Can my house be “Too Tight”?
Yes it can, but it’s highly unlikely, especially in the windy climates of the southeastern United States. CMU and wood framed homes will always have some small gaps and cracks no matter how well they are framed or insulated. Windows will also have small amounts of air infiltration. Whenever a door is opened to the outside of the home air exchange occurs of approx. 300 cubic feet. Our position is that you only get one chance to insulate a new home. If you under-insulate you will regret it. In the unlikely event that you over-insulate the situation can be remedied with low cost ventilation.

What are the advantages of flexible foam?
Any foam such as Spray Polyurethane Foam that adheres to building materials, must remain flexible in order to maintain its air seal. Buildings expand and contract with changes of season and temperature. If the foam is too rigid, it will inevitably develop cracks along the studs and ultimately the air seal will be destroyed. While other types of non-rigid insulation — such as batts and loose fill cellulose — can slip, sag, or settle, leaving uninsulated gaps that wouldn’t stop air even if they were properly installed.

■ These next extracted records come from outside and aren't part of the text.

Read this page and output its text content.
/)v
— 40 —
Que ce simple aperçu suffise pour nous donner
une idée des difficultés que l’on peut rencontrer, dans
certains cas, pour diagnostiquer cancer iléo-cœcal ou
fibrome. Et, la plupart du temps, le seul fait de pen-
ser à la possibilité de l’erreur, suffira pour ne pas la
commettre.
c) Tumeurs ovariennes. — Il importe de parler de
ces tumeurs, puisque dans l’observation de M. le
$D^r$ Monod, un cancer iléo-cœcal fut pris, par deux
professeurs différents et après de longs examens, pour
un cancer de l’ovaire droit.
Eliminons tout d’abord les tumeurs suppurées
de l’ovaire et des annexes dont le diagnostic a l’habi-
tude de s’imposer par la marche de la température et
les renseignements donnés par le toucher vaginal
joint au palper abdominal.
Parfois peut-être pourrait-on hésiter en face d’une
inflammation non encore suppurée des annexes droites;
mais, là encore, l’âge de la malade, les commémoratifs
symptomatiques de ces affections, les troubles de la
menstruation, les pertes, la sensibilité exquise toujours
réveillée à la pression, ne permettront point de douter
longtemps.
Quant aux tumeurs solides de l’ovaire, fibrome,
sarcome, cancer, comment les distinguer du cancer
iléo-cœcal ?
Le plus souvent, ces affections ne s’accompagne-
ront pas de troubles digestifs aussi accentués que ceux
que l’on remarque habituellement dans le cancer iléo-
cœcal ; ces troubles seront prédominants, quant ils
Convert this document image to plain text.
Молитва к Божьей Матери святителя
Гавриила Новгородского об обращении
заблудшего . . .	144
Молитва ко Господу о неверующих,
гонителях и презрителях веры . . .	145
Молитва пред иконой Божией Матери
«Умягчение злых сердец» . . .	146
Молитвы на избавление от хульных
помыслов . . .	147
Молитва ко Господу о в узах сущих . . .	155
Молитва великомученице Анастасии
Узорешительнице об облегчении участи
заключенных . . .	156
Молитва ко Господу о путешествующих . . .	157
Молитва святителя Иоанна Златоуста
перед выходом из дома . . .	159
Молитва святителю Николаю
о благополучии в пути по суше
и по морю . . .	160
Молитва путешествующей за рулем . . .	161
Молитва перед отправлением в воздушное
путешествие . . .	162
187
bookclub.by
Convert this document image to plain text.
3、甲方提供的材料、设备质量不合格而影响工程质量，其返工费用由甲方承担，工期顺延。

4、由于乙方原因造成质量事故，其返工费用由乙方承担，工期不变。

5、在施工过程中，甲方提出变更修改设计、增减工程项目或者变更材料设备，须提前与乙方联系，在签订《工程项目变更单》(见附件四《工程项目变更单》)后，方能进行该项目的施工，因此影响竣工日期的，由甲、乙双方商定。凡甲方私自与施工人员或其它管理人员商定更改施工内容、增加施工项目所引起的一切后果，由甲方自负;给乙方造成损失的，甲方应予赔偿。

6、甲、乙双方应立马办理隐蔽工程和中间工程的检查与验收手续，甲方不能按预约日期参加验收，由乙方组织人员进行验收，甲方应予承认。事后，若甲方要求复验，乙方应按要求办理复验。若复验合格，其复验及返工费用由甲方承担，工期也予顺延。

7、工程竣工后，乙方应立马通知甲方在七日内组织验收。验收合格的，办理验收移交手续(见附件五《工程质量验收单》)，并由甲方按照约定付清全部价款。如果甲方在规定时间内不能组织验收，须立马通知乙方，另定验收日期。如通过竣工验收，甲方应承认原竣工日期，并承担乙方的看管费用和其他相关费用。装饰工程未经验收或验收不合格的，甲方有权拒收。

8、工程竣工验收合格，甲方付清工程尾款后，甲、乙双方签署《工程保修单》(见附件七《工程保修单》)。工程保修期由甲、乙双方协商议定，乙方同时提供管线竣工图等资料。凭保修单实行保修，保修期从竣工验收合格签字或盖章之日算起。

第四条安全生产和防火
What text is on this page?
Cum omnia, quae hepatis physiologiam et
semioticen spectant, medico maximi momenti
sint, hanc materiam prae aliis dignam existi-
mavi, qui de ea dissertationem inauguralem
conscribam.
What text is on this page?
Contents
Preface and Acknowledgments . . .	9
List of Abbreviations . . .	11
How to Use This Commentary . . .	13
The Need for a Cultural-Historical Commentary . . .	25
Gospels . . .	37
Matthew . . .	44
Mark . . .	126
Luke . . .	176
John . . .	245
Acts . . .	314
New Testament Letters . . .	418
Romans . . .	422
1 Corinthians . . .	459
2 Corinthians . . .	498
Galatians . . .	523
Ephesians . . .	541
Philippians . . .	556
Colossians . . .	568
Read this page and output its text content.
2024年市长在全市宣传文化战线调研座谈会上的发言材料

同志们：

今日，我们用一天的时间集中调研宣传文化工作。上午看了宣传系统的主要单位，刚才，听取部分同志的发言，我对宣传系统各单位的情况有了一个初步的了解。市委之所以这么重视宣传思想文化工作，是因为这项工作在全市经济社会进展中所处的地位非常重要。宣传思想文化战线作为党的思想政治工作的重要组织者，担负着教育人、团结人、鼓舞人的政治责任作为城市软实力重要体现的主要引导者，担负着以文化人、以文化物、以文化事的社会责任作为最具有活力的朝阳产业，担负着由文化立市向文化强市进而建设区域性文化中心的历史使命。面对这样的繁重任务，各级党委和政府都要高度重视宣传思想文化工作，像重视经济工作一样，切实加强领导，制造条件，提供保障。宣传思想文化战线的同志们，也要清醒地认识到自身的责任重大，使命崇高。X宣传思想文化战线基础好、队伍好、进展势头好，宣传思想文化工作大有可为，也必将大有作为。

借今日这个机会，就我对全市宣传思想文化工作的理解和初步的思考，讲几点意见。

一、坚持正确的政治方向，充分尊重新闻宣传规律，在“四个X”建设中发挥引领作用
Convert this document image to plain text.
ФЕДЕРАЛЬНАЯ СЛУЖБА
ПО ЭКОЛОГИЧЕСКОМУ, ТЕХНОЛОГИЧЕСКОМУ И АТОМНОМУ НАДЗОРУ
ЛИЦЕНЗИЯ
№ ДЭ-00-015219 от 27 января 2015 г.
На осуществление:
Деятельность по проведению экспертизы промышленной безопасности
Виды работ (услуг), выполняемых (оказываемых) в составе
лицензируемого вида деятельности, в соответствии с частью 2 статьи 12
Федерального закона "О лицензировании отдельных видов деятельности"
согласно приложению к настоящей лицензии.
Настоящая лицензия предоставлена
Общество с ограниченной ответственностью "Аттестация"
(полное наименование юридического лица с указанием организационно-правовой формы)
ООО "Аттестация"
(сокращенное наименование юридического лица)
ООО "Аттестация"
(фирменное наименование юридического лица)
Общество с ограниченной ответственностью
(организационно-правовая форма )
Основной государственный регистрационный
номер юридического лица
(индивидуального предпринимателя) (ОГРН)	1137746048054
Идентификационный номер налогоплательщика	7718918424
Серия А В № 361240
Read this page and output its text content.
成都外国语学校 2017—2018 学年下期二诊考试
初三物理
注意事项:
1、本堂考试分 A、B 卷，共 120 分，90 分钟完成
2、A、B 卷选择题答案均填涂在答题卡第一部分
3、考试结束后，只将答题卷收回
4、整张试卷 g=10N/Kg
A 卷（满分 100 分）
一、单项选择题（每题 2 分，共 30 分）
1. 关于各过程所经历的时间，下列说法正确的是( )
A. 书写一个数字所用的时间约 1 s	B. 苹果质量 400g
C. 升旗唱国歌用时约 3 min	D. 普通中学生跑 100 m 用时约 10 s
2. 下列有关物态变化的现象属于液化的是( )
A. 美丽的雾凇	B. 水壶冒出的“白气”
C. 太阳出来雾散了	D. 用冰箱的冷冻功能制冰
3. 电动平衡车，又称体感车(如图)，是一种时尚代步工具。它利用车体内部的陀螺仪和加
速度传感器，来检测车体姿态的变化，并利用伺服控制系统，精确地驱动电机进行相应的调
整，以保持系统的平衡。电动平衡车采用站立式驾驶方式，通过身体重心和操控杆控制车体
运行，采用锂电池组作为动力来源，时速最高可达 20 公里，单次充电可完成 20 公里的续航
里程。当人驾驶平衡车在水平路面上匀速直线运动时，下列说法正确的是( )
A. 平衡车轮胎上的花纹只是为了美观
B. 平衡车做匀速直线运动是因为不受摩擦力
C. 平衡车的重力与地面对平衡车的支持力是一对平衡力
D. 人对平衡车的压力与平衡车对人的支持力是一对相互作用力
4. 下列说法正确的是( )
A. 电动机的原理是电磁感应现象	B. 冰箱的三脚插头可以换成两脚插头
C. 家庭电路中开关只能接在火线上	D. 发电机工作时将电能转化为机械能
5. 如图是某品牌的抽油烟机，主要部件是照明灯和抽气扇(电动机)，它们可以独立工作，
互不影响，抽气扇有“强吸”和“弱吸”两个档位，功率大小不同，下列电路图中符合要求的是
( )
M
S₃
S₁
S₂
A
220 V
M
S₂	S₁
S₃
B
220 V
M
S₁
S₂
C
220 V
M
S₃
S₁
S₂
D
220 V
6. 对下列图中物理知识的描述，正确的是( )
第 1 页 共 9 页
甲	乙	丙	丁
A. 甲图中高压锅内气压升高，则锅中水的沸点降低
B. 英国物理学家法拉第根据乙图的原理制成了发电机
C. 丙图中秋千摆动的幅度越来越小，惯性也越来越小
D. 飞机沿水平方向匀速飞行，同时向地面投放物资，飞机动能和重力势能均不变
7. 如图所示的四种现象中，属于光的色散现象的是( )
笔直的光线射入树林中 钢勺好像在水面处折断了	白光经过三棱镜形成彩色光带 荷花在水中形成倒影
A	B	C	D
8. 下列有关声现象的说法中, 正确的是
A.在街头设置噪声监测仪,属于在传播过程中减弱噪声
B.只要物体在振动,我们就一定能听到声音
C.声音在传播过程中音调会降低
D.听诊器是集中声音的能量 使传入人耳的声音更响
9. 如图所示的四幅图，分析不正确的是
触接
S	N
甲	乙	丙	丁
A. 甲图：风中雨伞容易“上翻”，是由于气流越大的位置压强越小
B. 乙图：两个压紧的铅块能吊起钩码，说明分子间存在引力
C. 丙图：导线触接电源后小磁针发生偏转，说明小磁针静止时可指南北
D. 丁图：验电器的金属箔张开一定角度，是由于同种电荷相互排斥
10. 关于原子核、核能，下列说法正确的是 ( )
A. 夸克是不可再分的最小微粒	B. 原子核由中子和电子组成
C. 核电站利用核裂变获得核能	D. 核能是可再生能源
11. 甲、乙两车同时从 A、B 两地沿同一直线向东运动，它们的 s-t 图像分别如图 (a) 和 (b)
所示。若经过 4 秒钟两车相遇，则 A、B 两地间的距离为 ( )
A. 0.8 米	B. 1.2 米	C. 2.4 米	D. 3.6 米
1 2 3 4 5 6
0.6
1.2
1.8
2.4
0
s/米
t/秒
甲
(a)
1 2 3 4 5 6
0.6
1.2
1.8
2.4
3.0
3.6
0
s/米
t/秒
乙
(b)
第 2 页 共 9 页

Is the insulation corrosive to metals?
No. It is non-corrosive, neutral — neither acidic nor alkaline — and ideal for metal construction and can be applied to pvc, cpvc, sprinkler pipe metal or plastic, electrical wires etc.

Do I need Attic and Roof Venting?
No. Attic and roof venting were developed simply because of the placement of loose fill/glassine fiber insulations that cant defy gravity. Therefore they had to be dropped on the floor of the attic and spread around when it came to an Open Attic Assembly. So now the air above the insulation had to be dealt with. The only two things you can do with air is expel it to the outside, or make it conditioned like your living space. Enter venting….the decision was to open various holes throughout the attic and eves to allow air and moisture not to be stagnated, but to be relieved to the outside. The only way to get the moisture out of the house was to create off ridge and soffit venting. In the summer, venting is typically used to remove hot air from un-insulated attic spaces, one of the purposes of which is to protect the underside of roof shingles from excessive heat. With Spray Polyurethane Foam and a Closed Attic Assembly there are no such problems because the insulation is used in the same manner as the insulation in the walls in regards to building envelope insulating. The only difference is that the walls are vertical and the roof is on a slant. We insulate at the roof line and seal it up completely from the outside, therefore treating the attic as a conditioned space, even though we are not directing blowing air into the attic, it still stays within a few degrees of the living space temperature. The building code only recognizes an “attic” as the unconditioned portion of a home. A spray foamed house with a Closed Attic Assembly does not have an “attic”.